Lebih lanjut, Abu menegaskan bahwa prinsip Environmental, Social, and Governance (ESG) bukan sekadar pelengkap, melainkan menjadi fondasi utama dalam seluruh operasional perusahaan. “Kami percaya bahwa pertambangan yang bertanggung jawab adalah satu-satunya cara untuk menciptakan nilai jangka panjang bagi Indonesia dan dunia. Ini adalah komitmen kami untuk generasi yang akan datang,” tambahnya.
Saat ini, PT Vale tengah aktif melakukan rehabilitasi lahan pascatambang, konservasi biodiversitas, serta berinvestasi secara berkelanjutan di sektor pendidikan, kesehatan, dan ekonomi masyarakat.
Head of Corporate Communications PT Vale, Vanda Kusumaningrum, menekankan pentingnya media sebagai mitra strategis perusahaan dalam menciptakan pertambangan yang transparan, bertanggung jawab, dan berbasis dialog terbuka. “Media tidak hanya berperan dalam menyampaikan informasi, tetapi juga membangun persepsi publik dan menjaga akuntabilitas industri. Kami mengundang media untuk terus bersama kami, menjadi jembatan antara masyarakat, industri, dan negara,” ungkap Vanda.
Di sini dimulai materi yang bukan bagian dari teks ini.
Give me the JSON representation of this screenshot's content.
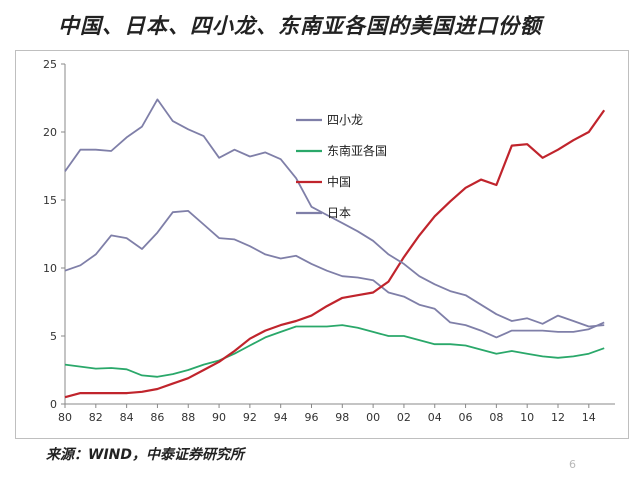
{
  "title": "中国、日本、四小龙、东南亚各国的美国进口份额",
  "source": "来源：WIND，中泰证券研究所",
  "page_number": "6",
  "chart_data": {
    "type": "line",
    "title": "中国、日本、四小龙、东南亚各国的美国进口份额",
    "xlabel": "",
    "ylabel": "",
    "x": [
      1980,
      1981,
      1982,
      1983,
      1984,
      1985,
      1986,
      1987,
      1988,
      1989,
      1990,
      1991,
      1992,
      1993,
      1994,
      1995,
      1996,
      1997,
      1998,
      1999,
      2000,
      2001,
      2002,
      2003,
      2004,
      2005,
      2006,
      2007,
      2008,
      2009,
      2010,
      2011,
      2012,
      2013,
      2014,
      2015
    ],
    "x_ticks": [
      1980,
      1982,
      1984,
      1986,
      1988,
      1990,
      1992,
      1994,
      1996,
      1998,
      2000,
      2002,
      2004,
      2006,
      2008,
      2010,
      2012,
      2014
    ],
    "x_tick_labels": [
      "80",
      "82",
      "84",
      "86",
      "88",
      "90",
      "92",
      "94",
      "96",
      "98",
      "00",
      "02",
      "04",
      "06",
      "08",
      "10",
      "12",
      "14"
    ],
    "xlim": [
      1980,
      2015.7
    ],
    "ylim": [
      0,
      25
    ],
    "y_ticks": [
      0,
      5,
      10,
      15,
      20,
      25
    ],
    "y_tick_labels": [
      "0",
      "5",
      "10",
      "15",
      "20",
      "25"
    ],
    "grid": false,
    "legend_position": "top-center",
    "series": [
      {
        "name": "四小龙",
        "color": "#7f7fa8",
        "values": [
          9.8,
          10.2,
          11.0,
          12.4,
          12.2,
          11.4,
          12.6,
          14.1,
          14.2,
          13.2,
          12.2,
          12.1,
          11.6,
          11.0,
          10.7,
          10.9,
          10.3,
          9.8,
          9.4,
          9.3,
          9.1,
          8.2,
          7.9,
          7.3,
          7.0,
          6.0,
          5.8,
          5.4,
          4.9,
          5.4,
          5.4,
          5.4,
          5.3,
          5.3,
          5.5,
          6.0
        ]
      },
      {
        "name": "东南亚各国",
        "color": "#2aa86a",
        "values": [
          2.9,
          2.75,
          2.6,
          2.65,
          2.55,
          2.1,
          2.0,
          2.2,
          2.5,
          2.9,
          3.2,
          3.7,
          4.3,
          4.9,
          5.3,
          5.7,
          5.7,
          5.7,
          5.8,
          5.6,
          5.3,
          5.0,
          5.0,
          4.7,
          4.4,
          4.4,
          4.3,
          4.0,
          3.7,
          3.9,
          3.7,
          3.5,
          3.4,
          3.5,
          3.7,
          4.1
        ]
      },
      {
        "name": "中国",
        "color": "#c0242c",
        "values": [
          0.5,
          0.8,
          0.8,
          0.8,
          0.8,
          0.9,
          1.1,
          1.5,
          1.9,
          2.5,
          3.1,
          3.9,
          4.8,
          5.4,
          5.8,
          6.1,
          6.5,
          7.2,
          7.8,
          8.0,
          8.2,
          9.0,
          10.8,
          12.4,
          13.8,
          14.9,
          15.9,
          16.5,
          16.1,
          19.0,
          19.1,
          18.1,
          18.7,
          19.4,
          20.0,
          21.6
        ]
      },
      {
        "name": "日本",
        "color": "#7f7fa8",
        "values": [
          17.1,
          18.7,
          18.7,
          18.6,
          19.6,
          20.4,
          22.4,
          20.8,
          20.2,
          19.7,
          18.1,
          18.7,
          18.2,
          18.5,
          18.0,
          16.6,
          14.5,
          13.9,
          13.3,
          12.7,
          12.0,
          11.0,
          10.3,
          9.4,
          8.8,
          8.3,
          8.0,
          7.3,
          6.6,
          6.1,
          6.3,
          5.9,
          6.5,
          6.1,
          5.7,
          5.8
        ]
      }
    ]
  }
}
Acara buka puasa ini bukan hanya sekadar kesempatan untuk bersilaturahmi, tetapi juga sebagai wadah untuk dialog terbuka mengenai masa depan pertambangan Indonesia yang lebih adil, hijau, dan inklusif. PT Vale berkomitmen untuk terus membuka ruang kolaborasi, tidak hanya demi keberlanjutan bisnis, tetapi juga demi masa depan Indonesia sebagai pemimpin dalam ekonomi hijau global.